Der BF tauchte in die Anonymität ab und gab der Behörde keine Meldeadresse bekannt. Er entzog sich dem Verfahren. Der Bescheid erwuchs mit 19.10.2016 in Rechtskraft.
Am 12.10.2016 trat Deutschland an Österreich zur zuständigen Rückübernahme heran.
Mit Antwortschreiben vom 14.10.2016 wurde einer Überstellung von Deutschland nach Österreich zugestimmt.
Am 13.04.2017 traten die niederländischen Behörden an Österreich heran mit der Information, dass sich der BF zurzeit in den Niederlanden befinden würde.
Mit Antwortschreiben vom 20.04.2017 wurde einer Überstellung des BF von den Niederlanden nach Österreich zugestimmt.
Am 21.06.2017 trat Luxemburg an Österreich heran mit der Information dass sich der BF nunmehr in Luxemburg befinden würde.
Mit Antwortschreiben vom 26.06.2017 wurde einer Überstellung des BF von Luxemburg nach Österreich zugestimmt.
Jegliche Überstellung der Person des BF musste von den Mitgliedsstaaten storniert bzw. ausgesetzt werden, da sich der BF den Überstellungsverfahren immer wieder entzog und in die Anonymität untergetaucht war.

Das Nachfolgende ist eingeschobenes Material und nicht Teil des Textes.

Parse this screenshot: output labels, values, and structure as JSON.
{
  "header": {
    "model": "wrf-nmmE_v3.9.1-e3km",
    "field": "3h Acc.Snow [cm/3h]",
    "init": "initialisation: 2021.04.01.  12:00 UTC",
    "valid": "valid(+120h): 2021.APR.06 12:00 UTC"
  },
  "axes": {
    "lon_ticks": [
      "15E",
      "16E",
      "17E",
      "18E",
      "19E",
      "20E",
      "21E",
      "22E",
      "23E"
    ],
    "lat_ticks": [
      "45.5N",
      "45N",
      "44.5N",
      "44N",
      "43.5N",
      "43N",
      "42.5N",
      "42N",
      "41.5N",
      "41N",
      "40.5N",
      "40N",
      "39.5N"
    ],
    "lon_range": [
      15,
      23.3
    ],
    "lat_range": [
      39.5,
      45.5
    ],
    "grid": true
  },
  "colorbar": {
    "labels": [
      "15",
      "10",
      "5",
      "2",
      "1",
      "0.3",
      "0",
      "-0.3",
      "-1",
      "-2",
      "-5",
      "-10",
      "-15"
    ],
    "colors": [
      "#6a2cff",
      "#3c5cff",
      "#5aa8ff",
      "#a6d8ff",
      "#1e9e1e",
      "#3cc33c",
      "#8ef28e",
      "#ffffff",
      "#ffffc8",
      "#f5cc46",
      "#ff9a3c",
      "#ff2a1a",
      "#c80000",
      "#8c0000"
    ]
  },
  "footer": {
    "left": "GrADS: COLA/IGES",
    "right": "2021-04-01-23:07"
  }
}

Am 27.03.2018 traten die französischen Behörden an Österreich heran mit der Information, dass sich der BF nun in Frankreich befinden würden.

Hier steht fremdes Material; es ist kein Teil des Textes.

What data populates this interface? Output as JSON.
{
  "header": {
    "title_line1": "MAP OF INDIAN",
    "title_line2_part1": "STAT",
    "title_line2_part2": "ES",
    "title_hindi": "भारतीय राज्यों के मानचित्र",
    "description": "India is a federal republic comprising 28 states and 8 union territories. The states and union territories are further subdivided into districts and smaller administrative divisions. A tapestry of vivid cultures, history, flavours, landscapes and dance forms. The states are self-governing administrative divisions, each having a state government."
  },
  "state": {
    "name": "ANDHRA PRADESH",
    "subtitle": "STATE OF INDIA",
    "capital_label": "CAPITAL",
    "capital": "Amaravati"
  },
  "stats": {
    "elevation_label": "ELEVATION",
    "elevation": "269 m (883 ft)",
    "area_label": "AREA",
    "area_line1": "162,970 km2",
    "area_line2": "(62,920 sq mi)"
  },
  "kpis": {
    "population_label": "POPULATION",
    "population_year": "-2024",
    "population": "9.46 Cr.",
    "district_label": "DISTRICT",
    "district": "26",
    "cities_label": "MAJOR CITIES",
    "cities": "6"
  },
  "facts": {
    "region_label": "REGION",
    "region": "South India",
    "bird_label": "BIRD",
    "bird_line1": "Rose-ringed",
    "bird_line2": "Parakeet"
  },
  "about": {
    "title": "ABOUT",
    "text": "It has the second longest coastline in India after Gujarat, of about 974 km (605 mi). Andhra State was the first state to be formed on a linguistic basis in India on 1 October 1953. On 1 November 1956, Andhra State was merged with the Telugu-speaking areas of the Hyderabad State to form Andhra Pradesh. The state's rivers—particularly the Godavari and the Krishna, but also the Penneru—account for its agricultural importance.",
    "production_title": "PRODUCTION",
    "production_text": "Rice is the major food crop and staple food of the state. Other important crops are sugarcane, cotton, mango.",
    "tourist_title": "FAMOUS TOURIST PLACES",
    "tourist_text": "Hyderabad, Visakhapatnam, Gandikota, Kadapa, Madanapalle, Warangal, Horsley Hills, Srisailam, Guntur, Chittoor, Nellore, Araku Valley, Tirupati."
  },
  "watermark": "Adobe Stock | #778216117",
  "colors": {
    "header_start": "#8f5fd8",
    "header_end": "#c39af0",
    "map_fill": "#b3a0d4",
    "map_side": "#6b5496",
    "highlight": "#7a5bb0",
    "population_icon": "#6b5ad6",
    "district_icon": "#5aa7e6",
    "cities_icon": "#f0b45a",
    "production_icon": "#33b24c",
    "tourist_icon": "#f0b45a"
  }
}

Mit Antwortschreiben vom 29.03.2018 wurde einer Überstellung nach Österreich zugestimmt.
Die für den 18.04.2018 geplante Überstellung musste jedoch storniert werden.
Am 03.05.2018 konnte der BF schließlich erfolgreich von Frankreich nach Österreich überstellt werden.

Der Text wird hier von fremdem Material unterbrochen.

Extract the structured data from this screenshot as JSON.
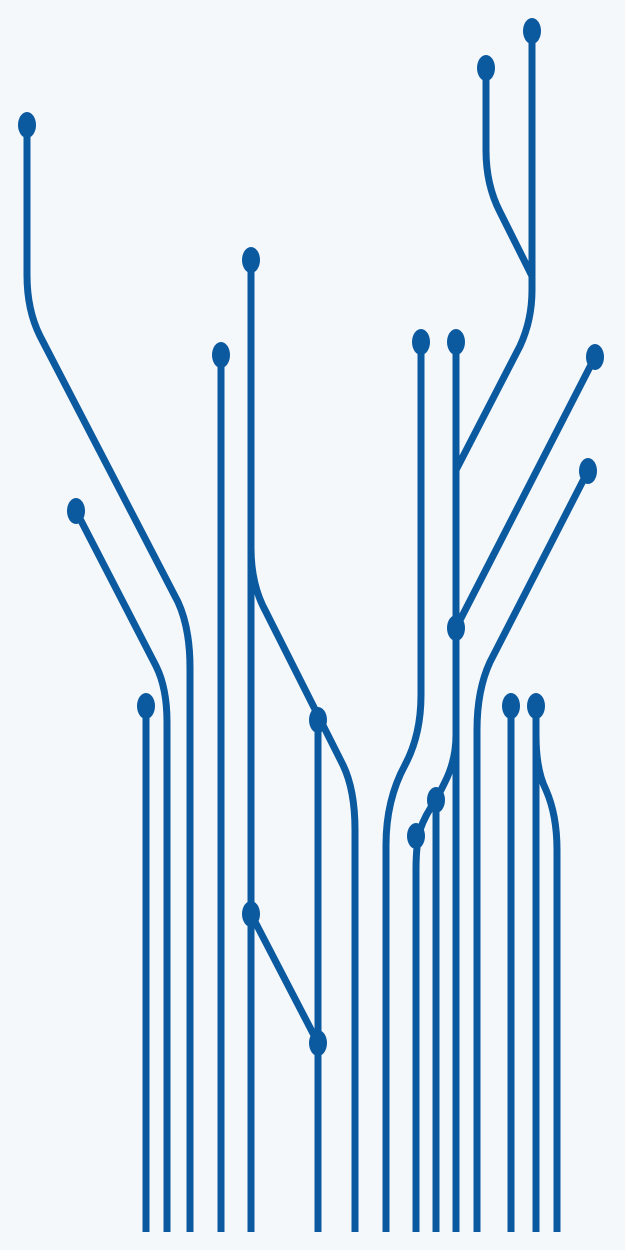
{
  "illustration": {
    "name": "circuit-trace-graphic",
    "background_color": "#f5f8fa",
    "trace_color": "#0b5aa0",
    "node_color": "#0b5aa0"
  }
}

Am 03.05.2018 stellte der BF in Österreich erneut einen Antrag auf internationalen Schutz.
Im Mai und Juni 2018 wurde der BF bei der Begehung mehrerer Strafdelikte auf frischer Tat ertappt und zur Anzeige gebracht.
Der Antrag auf internationalen Schutz vom 03.05.2018 wurde aufgrund entschiedener Sache (§68 Abs. 1 AVG) am 09.07.2018 vollinhaltlich zurückgewiesen.
Am 13.07.2018 wurde per FAX fristgerecht Beschwerde gegen den Bescheid vom 03.05.2018 eingebracht.
Am 25.07.2018 erkannte das BVwG zu Recht, dass die Beschwerde gegen den Bescheid vom 09.07.2018 als unbegründet abgewiesen werde.
Im August 2018 wurde der BF bei der Begehung einer Sachbeschädigung auf frischer Tat betreten.
Am 11.09.2018 traten die Schweizer Behörden an Österreich heran mit der Information, dass sich der BF zu dieser Zeit in der Schweiz befinden würde, Österreich jedoch zuständig sei.
Mit Antwortschreiben vom 12.09.2018 wurde einer Überstellung des BF von der Schweiz nach Österreich zugestimmt.
Am 24.10.2018 wurde er von der Schweiz nach Österreich überstellt.
Am 24.10.2018 entzogen sich der BF jedoch bereits am Flughafen den Behörden durch Flucht.
Am 28.10.2018 stellten er einen Folgeantrag auf internationalen Schutz, wurde festgenommen und infolge von einem Behördenvertreter des BFA niederschriftlich einvernommen.
Mit Mandatsbescheid des BFA vom 30.10.2018 wurde über Sie die Schubhaft gemäß § 76 Abs. 2 Z 1 FPG iVm § 57 Abs. 1 AVG zum Zwecke der Sicherung des Verfahrens über Ihren Antrag auf internationalen Schutz im Hinblick auf die Erlassung einer aufenthaltsbeendenden Maßnahme angeordnet.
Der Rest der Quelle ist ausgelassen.